Lack of response to five doses of IVIG and a positive antinuclear antibody (ANA) (>1
640) prompted a rheumatology consultation on day 7 of his admission. Anti-SSA was strongly positive (>8.0) but other antibodies were negative. Complements were normal. Anticardiolipin, beta-2 glycoprotein-1-antibodies, lupus anticoagulant, and antineutrophil cytoplasmic antibodies were negative. Anti-Hu, anti-Ri, anti-YO, MUSK, antivoltage-gated calcium channel, acetylcholine receptor antibodies, Gq1b, angiotensin converting enzyme, lyme antibodies were negative. A 24 hour urine showed 1.1 gram protein. Serum protein electrophoresis showed slightly increased polyclonal immunoglobulin G (IgG). An echocardiogram revealed small pericardial effusion. On day 12 of admission, patient's Hb dropped to 7
g/dL without any triggering etiology. Serum haptoglobin was decreased and direct/indirect Coombs were positive. He was treated with pulse steroids for 5 days and then oral prednisone thereafter with improvement in his anemia but unchanged neurological status.
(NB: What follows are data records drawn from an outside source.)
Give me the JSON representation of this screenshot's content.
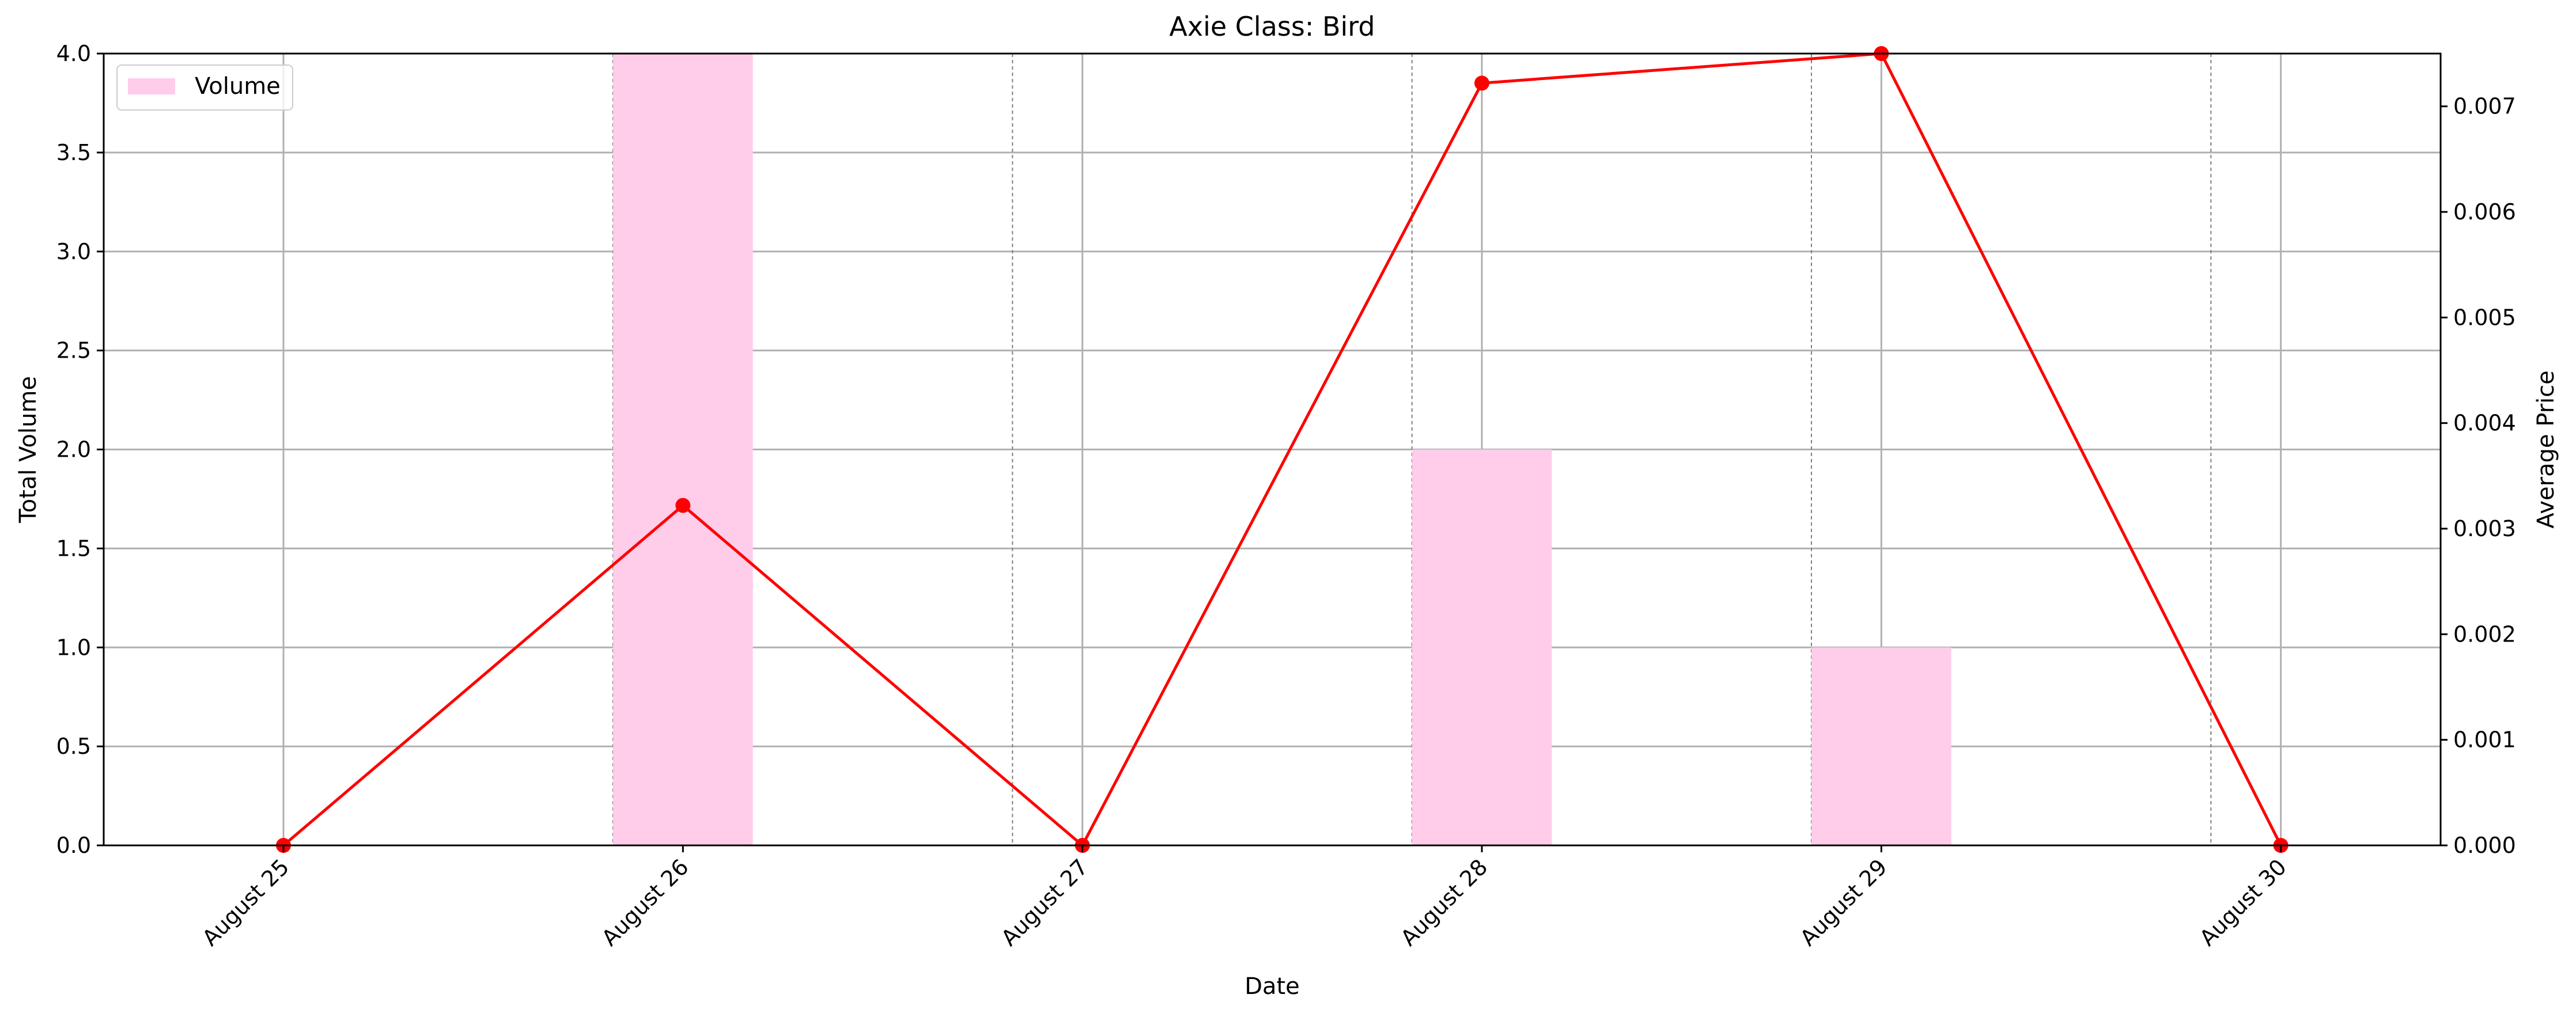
{
  "chart_data": {
    "type": "bar+line",
    "title": "Axie Class: Bird",
    "xlabel": "Date",
    "ylabel_left": "Total Volume",
    "ylabel_right": "Average Price",
    "categories": [
      "August 25",
      "August 26",
      "August 27",
      "August 28",
      "August 29",
      "August 30"
    ],
    "bar_series": {
      "name": "Volume",
      "values": [
        0,
        4,
        0,
        2,
        1,
        0
      ],
      "color": "#ffccea"
    },
    "line_series": {
      "values": [
        0,
        0.00322,
        0,
        0.00722,
        0.0075,
        0
      ],
      "color": "#ff0000"
    },
    "ylim_left": [
      0,
      4
    ],
    "ylim_right": [
      0,
      0.0075
    ],
    "yticks_left": [
      "0.0",
      "0.5",
      "1.0",
      "1.5",
      "2.0",
      "2.5",
      "3.0",
      "3.5",
      "4.0"
    ],
    "yticks_right": [
      "0.000",
      "0.001",
      "0.002",
      "0.003",
      "0.004",
      "0.005",
      "0.006",
      "0.007"
    ],
    "grid": true,
    "legend_position": "top-left"
  }
}
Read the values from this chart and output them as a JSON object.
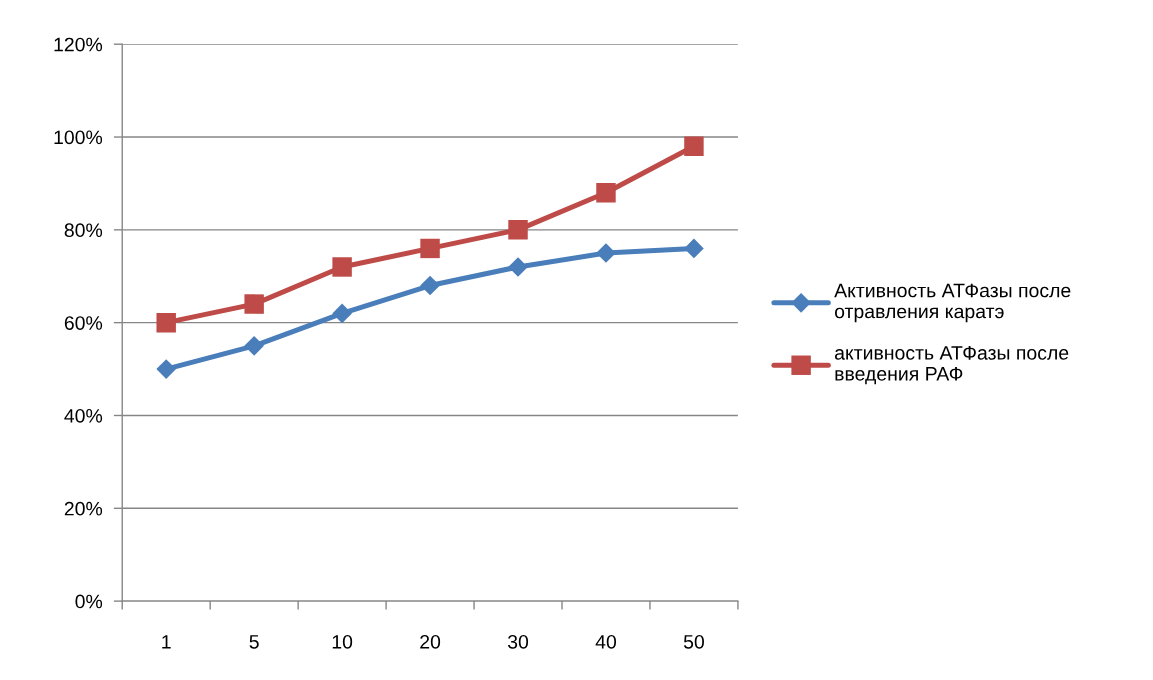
{
  "chart_data": {
    "type": "line",
    "categories": [
      "1",
      "5",
      "10",
      "20",
      "30",
      "40",
      "50"
    ],
    "series": [
      {
        "name": "Активность АТФазы после\nотравления каратэ",
        "color": "#4a7ebb",
        "marker": "diamond",
        "values": [
          50,
          55,
          62,
          68,
          72,
          75,
          76
        ]
      },
      {
        "name": "активность АТФазы после\nвведения РАФ",
        "color": "#be4b48",
        "marker": "square",
        "values": [
          60,
          64,
          72,
          76,
          80,
          88,
          98
        ]
      }
    ],
    "ylim": [
      0,
      120
    ],
    "yticks": [
      {
        "value": 0,
        "label": "0%"
      },
      {
        "value": 20,
        "label": "20%"
      },
      {
        "value": 40,
        "label": "40%"
      },
      {
        "value": 60,
        "label": "60%"
      },
      {
        "value": 80,
        "label": "80%"
      },
      {
        "value": 100,
        "label": "100%"
      },
      {
        "value": 120,
        "label": "120%"
      }
    ],
    "grid": "y",
    "legend": "right",
    "line_style": "solid"
  }
}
Based on the presence of autoantibodies, Coombs positive hemolytic anemia, proteinuria, myositis, serositis as manifested by mild abdominal pain, pelvic free fluid, and small pericardial effusion, symmetrical progressive sensorimotor polyneuropathy simulating GBS and multiple cranial neuropathies, he was diagnosed with SLE. He was begun on IV cyclophosphamide (CYC) approximately 3 weeks after presentation and had very significant improvement in both motor strength and extraocular movement within 4 weeks (). He has presently received six infusions of cyclophosphamide and is off the prednisone and doing well on methotrexate. He is undergoing rehabilitation and has had complete resolution of his diplopia and anemia. His serositis and proteinuria also resolved.